Remember that JPCERT article from 2016? None of the items we'd expect to find in an LNK file, those elements of metadata mentioned in the JPCERT article...volume serial number, MAC address, machine ID/NetBIOS name...are available in this LNK file. I'm familiar with what it takes to get to this point, having constructed the smallest functioning LNK file (make_lnk.txt) that I could, and one that is missing these same elements of metadata.

For example, here's a sample from Astaroth, and here are samples of output from LNK files created using various native means. However, all of these LNK files, as well as the LNK files from figs 5 and 6 of the Mandiant APT29 report, contain these items of metadata. The one Tony found does not.
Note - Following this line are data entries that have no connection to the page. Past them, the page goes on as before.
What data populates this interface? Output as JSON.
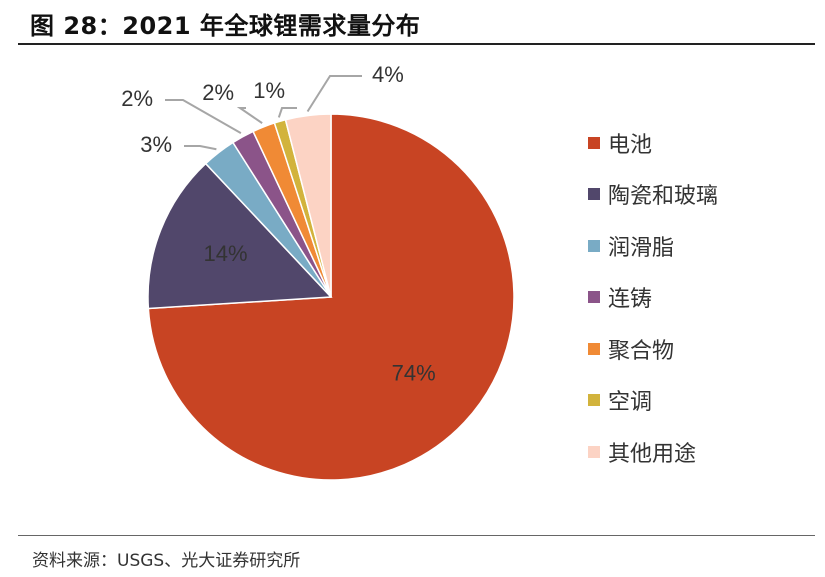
{
  "header": {
    "title": "图 28：2021 年全球锂需求量分布"
  },
  "footer": {
    "source": "资料来源：USGS、光大证券研究所"
  },
  "chart_data": {
    "type": "pie",
    "title": "图 28：2021 年全球锂需求量分布",
    "legend_position": "right",
    "slices": [
      {
        "label": "电池",
        "value": 74,
        "display": "74%",
        "color": "#C84423"
      },
      {
        "label": "陶瓷和玻璃",
        "value": 14,
        "display": "14%",
        "color": "#51476B"
      },
      {
        "label": "润滑脂",
        "value": 3,
        "display": "3%",
        "color": "#79ABC5"
      },
      {
        "label": "连铸",
        "value": 2,
        "display": "2%",
        "color": "#8B5489"
      },
      {
        "label": "聚合物",
        "value": 2,
        "display": "2%",
        "color": "#F08A35"
      },
      {
        "label": "空调",
        "value": 1,
        "display": "1%",
        "color": "#D2B33C"
      },
      {
        "label": "其他用途",
        "value": 4,
        "display": "4%",
        "color": "#FCD3C4"
      }
    ]
  }
}
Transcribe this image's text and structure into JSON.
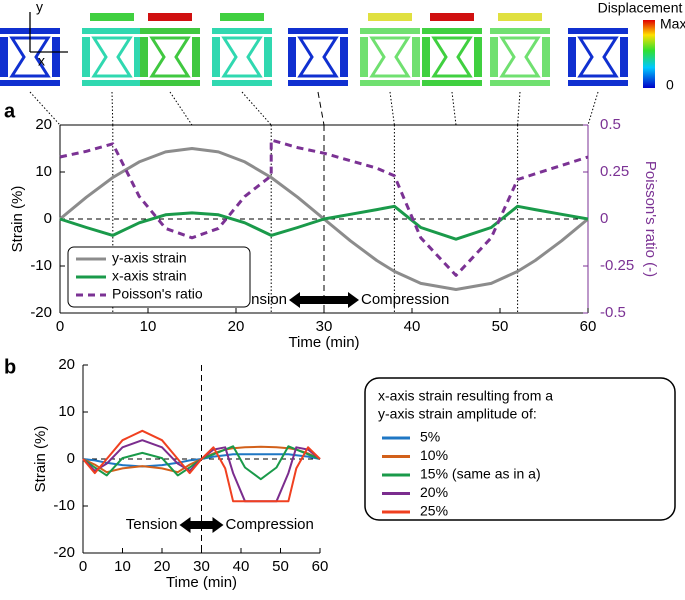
{
  "panel_labels": [
    "a",
    "b"
  ],
  "colorbar": {
    "title": "Displacement",
    "max_label": "Max",
    "min_label": "0"
  },
  "axis_glyph": {
    "y": "y",
    "x": "x"
  },
  "chart_data": [
    {
      "type": "line",
      "x_label": "Time (min)",
      "y_label": "Strain (%)",
      "y2_label": "Poisson's ratio (-)",
      "y2_color": "#7b3294",
      "xlim": [
        0,
        60
      ],
      "xticks": [
        0,
        10,
        20,
        30,
        40,
        50,
        60
      ],
      "ylim": [
        -20,
        20
      ],
      "yticks": [
        -20,
        -10,
        0,
        10,
        20
      ],
      "y2lim": [
        -0.5,
        0.5
      ],
      "y2ticks": [
        -0.5,
        -0.25,
        0,
        0.25,
        0.5
      ],
      "hline": 0,
      "vlines": [
        6,
        24,
        38,
        52
      ],
      "dashed_vline": 30,
      "connector_x": [
        0,
        6,
        15,
        24,
        30,
        38,
        45,
        52,
        60
      ],
      "annotations": [
        "Tension",
        "Compression"
      ],
      "x": [
        0,
        3,
        6,
        9,
        12,
        15,
        18,
        21,
        24,
        27,
        30,
        33,
        36,
        38,
        41,
        45,
        49,
        52,
        54,
        57,
        60
      ],
      "series": [
        {
          "name": "y-axis strain",
          "color": "#8c8c8c",
          "values": [
            0,
            4.64,
            8.82,
            12.14,
            14.27,
            15,
            14.27,
            12.14,
            8.82,
            4.64,
            0,
            -4.64,
            -8.82,
            -11.15,
            -13.7,
            -15,
            -13.7,
            -11.15,
            -8.82,
            -4.64,
            0
          ]
        },
        {
          "name": "x-axis strain",
          "color": "#1a9a4a",
          "values": [
            0,
            -1.8,
            -3.5,
            -0.8,
            0.9,
            1.3,
            0.9,
            -0.8,
            -3.5,
            -1.8,
            0,
            1.0,
            2.0,
            2.7,
            -1.8,
            -4.3,
            -1.8,
            2.7,
            2.0,
            1.0,
            0
          ]
        },
        {
          "name": "Poisson's ratio",
          "color": "#7b3294",
          "dash": true,
          "axis": "y2",
          "x": [
            0,
            3,
            6,
            9,
            12,
            15,
            18,
            21,
            24,
            24,
            27,
            30,
            33,
            36,
            38,
            41,
            45,
            49,
            52,
            56,
            60
          ],
          "values": [
            0.33,
            0.36,
            0.4,
            0.12,
            -0.05,
            -0.1,
            -0.05,
            0.12,
            0.23,
            0.42,
            0.38,
            0.35,
            0.31,
            0.27,
            0.23,
            -0.1,
            -0.3,
            -0.1,
            0.21,
            0.27,
            0.33
          ]
        }
      ]
    },
    {
      "type": "line",
      "x_label": "Time (min)",
      "y_label": "Strain (%)",
      "xlim": [
        0,
        60
      ],
      "xticks": [
        0,
        10,
        20,
        30,
        40,
        50,
        60
      ],
      "ylim": [
        -20,
        20
      ],
      "yticks": [
        -20,
        -10,
        0,
        10,
        20
      ],
      "hline": 0,
      "vlines": [],
      "dashed_vline": 30,
      "annotations": [
        "Tension",
        "Compression"
      ],
      "legend_title": [
        "x-axis strain resulting from a",
        "y-axis strain amplitude of:"
      ],
      "x": [
        0,
        3,
        6,
        10,
        15,
        20,
        24,
        27,
        30,
        33,
        36,
        38,
        41,
        45,
        49,
        52,
        54,
        57,
        60
      ],
      "series": [
        {
          "name": "5%",
          "color": "#1f77c4",
          "values": [
            0,
            -0.3,
            -0.8,
            -1.3,
            -1.6,
            -1.3,
            -0.8,
            -0.3,
            0,
            0.5,
            0.8,
            1.0,
            1.0,
            1.0,
            1.0,
            1.0,
            0.8,
            0.5,
            0
          ]
        },
        {
          "name": "10%",
          "color": "#d2601a",
          "values": [
            0,
            -1.2,
            -2.8,
            -2.0,
            -1.5,
            -2.0,
            -2.8,
            -1.2,
            0,
            1.2,
            2.0,
            2.3,
            2.5,
            2.6,
            2.5,
            2.3,
            2.0,
            1.2,
            0
          ]
        },
        {
          "name": "15% (same as in a)",
          "color": "#1a9a4a",
          "values": [
            0,
            -1.8,
            -3.5,
            0.2,
            1.3,
            0.2,
            -3.5,
            -1.8,
            0,
            1.0,
            2.0,
            2.7,
            -1.8,
            -4.3,
            -1.8,
            2.7,
            2.0,
            1.0,
            0
          ]
        },
        {
          "name": "20%",
          "color": "#7b2d8e",
          "values": [
            0,
            -2.5,
            -1,
            2.5,
            4,
            2.5,
            -1,
            -2.5,
            0,
            2,
            2.5,
            -3,
            -9,
            -9,
            -9,
            -3,
            2.5,
            2,
            0
          ]
        },
        {
          "name": "25%",
          "color": "#f04020",
          "values": [
            0,
            -3,
            0,
            4,
            6,
            4,
            0,
            -3,
            0,
            2.5,
            -2,
            -9,
            -9,
            -9,
            -9,
            -9,
            -2,
            2.5,
            0
          ]
        }
      ]
    }
  ]
}
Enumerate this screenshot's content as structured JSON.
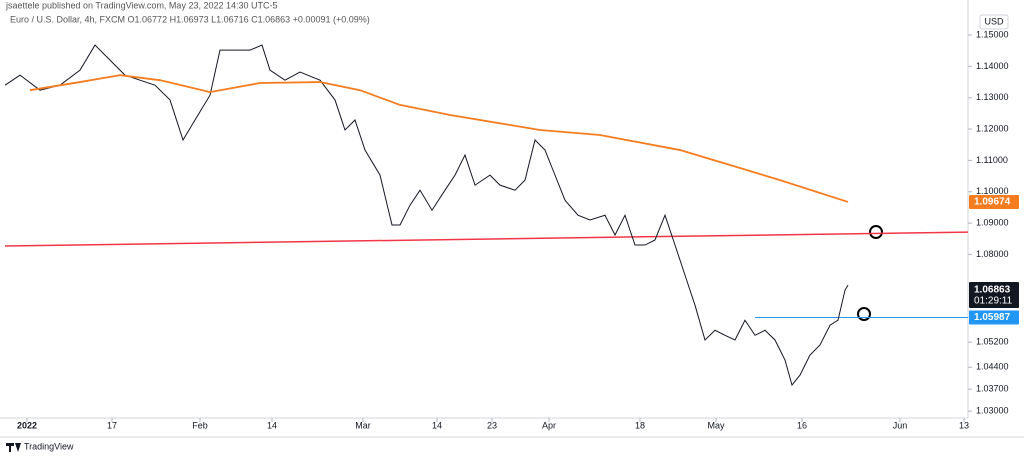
{
  "header": {
    "publisher": "jsaettele published on TradingView.com, May 23, 2022 14:30 UTC-5",
    "symbol_line": "Euro / U.S. Dollar, 4h, FXCM  O1.06772 H1.06973 L1.06716 C1.06863 +0.00091 (+0.09%)"
  },
  "footer": {
    "brand": "TradingView"
  },
  "chart_data": {
    "type": "line",
    "currency": "USD",
    "xlim": [
      0,
      963
    ],
    "ylim": [
      1.0278,
      1.1548
    ],
    "xticks": [
      {
        "value": 22,
        "label": "2022"
      },
      {
        "value": 107,
        "label": "17"
      },
      {
        "value": 195,
        "label": "Feb"
      },
      {
        "value": 267,
        "label": "14"
      },
      {
        "value": 358,
        "label": "Mar"
      },
      {
        "value": 432,
        "label": "14"
      },
      {
        "value": 487,
        "label": "23"
      },
      {
        "value": 544,
        "label": "Apr"
      },
      {
        "value": 635,
        "label": "18"
      },
      {
        "value": 711,
        "label": "May"
      },
      {
        "value": 797,
        "label": "16"
      },
      {
        "value": 895,
        "label": "Jun"
      },
      {
        "value": 959,
        "label": "13"
      }
    ],
    "yticks": [
      {
        "value": 1.15,
        "label": "1.15000"
      },
      {
        "value": 1.14,
        "label": "1.14000"
      },
      {
        "value": 1.13,
        "label": "1.13000"
      },
      {
        "value": 1.12,
        "label": "1.12000"
      },
      {
        "value": 1.11,
        "label": "1.11000"
      },
      {
        "value": 1.1,
        "label": "1.10000"
      },
      {
        "value": 1.09,
        "label": "1.09000"
      },
      {
        "value": 1.08,
        "label": "1.08000"
      },
      {
        "value": 1.052,
        "label": "1.05200"
      },
      {
        "value": 1.044,
        "label": "1.04400"
      },
      {
        "value": 1.037,
        "label": "1.03700"
      },
      {
        "value": 1.03,
        "label": "1.03000"
      }
    ],
    "series": [
      {
        "color": "#131722",
        "x": [
          0,
          15,
          35,
          55,
          75,
          90,
          105,
          120,
          135,
          150,
          165,
          178,
          190,
          205,
          215,
          230,
          245,
          257,
          265,
          280,
          295,
          315,
          330,
          340,
          350,
          360,
          375,
          387,
          395,
          405,
          415,
          427,
          440,
          450,
          460,
          470,
          485,
          495,
          510,
          520,
          530,
          540,
          550,
          560,
          573,
          585,
          600,
          610,
          620,
          630,
          640,
          650,
          660,
          670,
          680,
          690,
          700,
          710,
          720,
          730,
          740,
          750,
          760,
          770,
          780,
          787,
          795,
          805,
          815,
          825,
          833,
          840,
          843
        ],
        "values": [
          1.134,
          1.1372,
          1.1324,
          1.134,
          1.1388,
          1.1468,
          1.142,
          1.1372,
          1.1356,
          1.134,
          1.1293,
          1.1165,
          1.1229,
          1.1308,
          1.1452,
          1.1452,
          1.1452,
          1.1468,
          1.1388,
          1.1356,
          1.1382,
          1.1356,
          1.1293,
          1.1197,
          1.1229,
          1.1133,
          1.1053,
          1.0894,
          1.0894,
          1.0957,
          1.1005,
          1.0941,
          1.1005,
          1.1053,
          1.1117,
          1.1021,
          1.1053,
          1.1021,
          1.1005,
          1.1037,
          1.1165,
          1.1133,
          1.1053,
          1.0973,
          1.0925,
          1.091,
          1.0925,
          1.0862,
          1.0925,
          1.083,
          1.083,
          1.0846,
          1.0925,
          1.083,
          1.0734,
          1.0638,
          1.0527,
          1.0558,
          1.0542,
          1.0527,
          1.059,
          1.0542,
          1.0558,
          1.0527,
          1.0463,
          1.0383,
          1.0415,
          1.0479,
          1.0511,
          1.0574,
          1.059,
          1.0686,
          1.0702
        ]
      },
      {
        "color": "#f57c1f",
        "x": [
          25,
          75,
          115,
          155,
          205,
          255,
          315,
          355,
          395,
          445,
          535,
          595,
          675,
          715,
          775,
          843
        ],
        "values": [
          1.1324,
          1.135,
          1.1372,
          1.1356,
          1.1318,
          1.1347,
          1.135,
          1.1324,
          1.1277,
          1.1245,
          1.1197,
          1.1181,
          1.1133,
          1.1095,
          1.1037,
          1.09674
        ]
      }
    ],
    "trend_line": {
      "x": [
        0,
        963
      ],
      "values": [
        1.0827,
        1.0871
      ],
      "color": "#f23645"
    },
    "horizontal_line": {
      "x": [
        750,
        963
      ],
      "value": 1.05987,
      "color": "#2196f3"
    },
    "price_tags": [
      {
        "value": 1.09674,
        "label": "1.09674",
        "color": "#f57c1f"
      },
      {
        "value": 1.06863,
        "label": "1.06863",
        "timer": "01:29:11",
        "color": "#131722"
      },
      {
        "value": 1.05987,
        "label": "1.05987",
        "color": "#2196f3"
      }
    ]
  }
}
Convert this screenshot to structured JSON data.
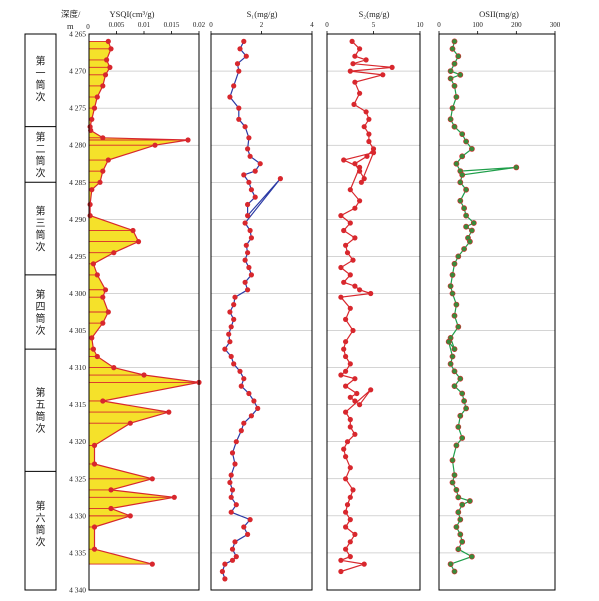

So, many thanks to Tony (LinkedIn, Twitter) for not only pointing out the change in Emotet TTPs, but for also sharing a publicly accessible link to the example LNK file. This was truly a fascinating find!

As a final thought, the lack of metadata does not mean that the same techniques to locate other, similar samples...create a Yara rule and submit as a VT retro-hunt...won't work. In fact, the dearth of the missing metadata (that would be a great title for a blog post series!!) is actually an indicator that we can use for a pretty solid search!